Once she’s prepped her ORs, most of which perform cardiac, ear, nose and throat, or general surgeries, she escorts the surgical patients to their procedures. “I greet them, make sure I check their arm bands and ensure I am getting the right patient to the right room,” she says.

Part of her job is also to calm down and relax anxious patients, which she does by telling them amusing stories about her five children. “I’m here to help the patient,” she says, adding that she takes time to answer any questions a patient might have and put their mind at ease. Her methods work. “I’ve never had a panicking patient I couldn’t calm down,” she says. After the surgery is done, Abubeker meticulously cleans the OR and brings in any extra equipment needed for the next procedure.

Abubeker’s days, which usually end around 2:30 p.m., may be jam-packed, but she says it’s special working alongside a closely knit team. “My fellow OR attendants and the nurses, managers and surgeons are like family,” she says. “It’s busy, but I love it.”

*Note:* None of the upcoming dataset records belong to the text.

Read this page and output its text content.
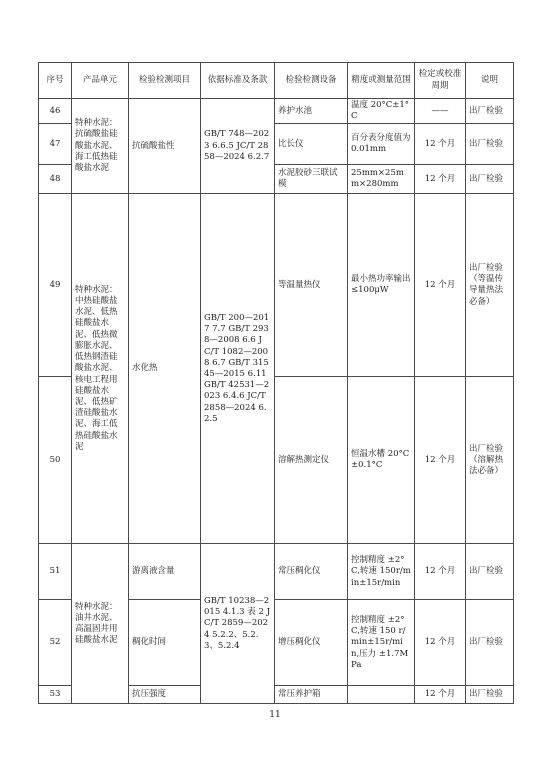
序号	产品单元	检验检测项目	依据标准及条款	检验检测设备	精度或测量范围	检定或校准周期	说明
46	特种水泥：抗硫酸盐硅酸盐水泥、海工低热硅酸盐水泥	抗硫酸盐性	GB/T 748—2023 6.6.5 JC/T 2858—2024 6.2.7	养护水池	温度 20°C±1°C	——	出厂检验
47				比长仪	百分表分度值为 0.01mm	12 个月	出厂检验
48				水泥胶砂三联试模	25mm×25mm×280mm	12 个月	出厂检验
49	特种水泥：中热硅酸盐水泥、低热硅酸盐水泥、低热微膨胀水泥、低热钢渣硅酸盐水泥、核电工程用硅酸盐水泥、低热矿渣硅酸盐水泥、海工低热硅酸盐水泥	水化热	GB/T 200—2017 7.7 GB/T 2938—2008 6.6 JC/T 1082—2008 6.7 GB/T 31545—2015 6.11 GB/T 42531—2023 6.4.6 JC/T 2858—2024 6.2.5	等温量热仪	最小热功率输出 ≤100μW	12 个月	出厂检验（等温传导量热法必备）
50				溶解热测定仪	恒温水槽 20°C±0.1°C	12 个月	出厂检验（溶解热法必备）
51	特种水泥：油井水泥、高温固井用硅酸盐水泥	游离液含量	GB/T 10238—2015 4.1.3 表 2 JC/T 2859—2024 5.2.2、5.2.3、5.2.4	常压稠化仪	控制精度 ±2°C,转速 150r/min±15r/min	12 个月	出厂检验
52		稠化时间		增压稠化仪	控制精度 ±2°C,转速 150 r/min±15r/min,压力 ±1.7MPa	12 个月	出厂检验
53		抗压强度		常压养护箱		12 个月	出厂检验
11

The trailblazer: Rajesh Patel

Charge Anesthesia Assistant, Toronto Western Hospital, Sprott Department of Surgery

Rajesh Patel knows about flexibility. The charge anesthesia assistant, who has been with UHN since 1992, is responsible for scheduling 45 anesthesia assistants at Toronto Western Hospital and Women’s College Hospital. His staff, who are specially trained registered respiratory therapists and critical care registered nurses, must move fluidly between the main ORs and other surgical divisions, as well as endoscopy, echo labs, cardiac procedure rooms and MRI units, providing coverage where needed and giving breaks to anesthesiologists.

His team’s flexibility has proven invaluable at a time when COVID-19 has created a backlog of surgeries. “UHN is leading this profession,” he says of the role, adding it has helped boost surgical efficiency. “We increased the number of surgeries we do.”

In 2001, UHN became the first centre to widely implement the role of an anesthesia assistant.

While anesthesia assistants are not anesthesiologists, they can work independently in an OR under orders from an anesthesiologist, where they can assess the patient, place IVs and administer anesthetics safely. Anesthesia assistants enable the anesthesiologists to run more complex and difficult cases, while the anesthesia assistants complete shorter and less-invasive cases. Anesthesia assistants play a vital role in the OR, and with them, UHN has been able to increase the number of surgeries performed daily.

Patel is most fond of the constant learning opportunities and challenges his position deals with. “It can be a quiet, calm day in the cataract room or a difficult one in the cardiac room,” he says. “We do so many varied and different cases. No day is the same.”

This original article appeared in the 2023 issue of the Sprott Department of Surgery magazine.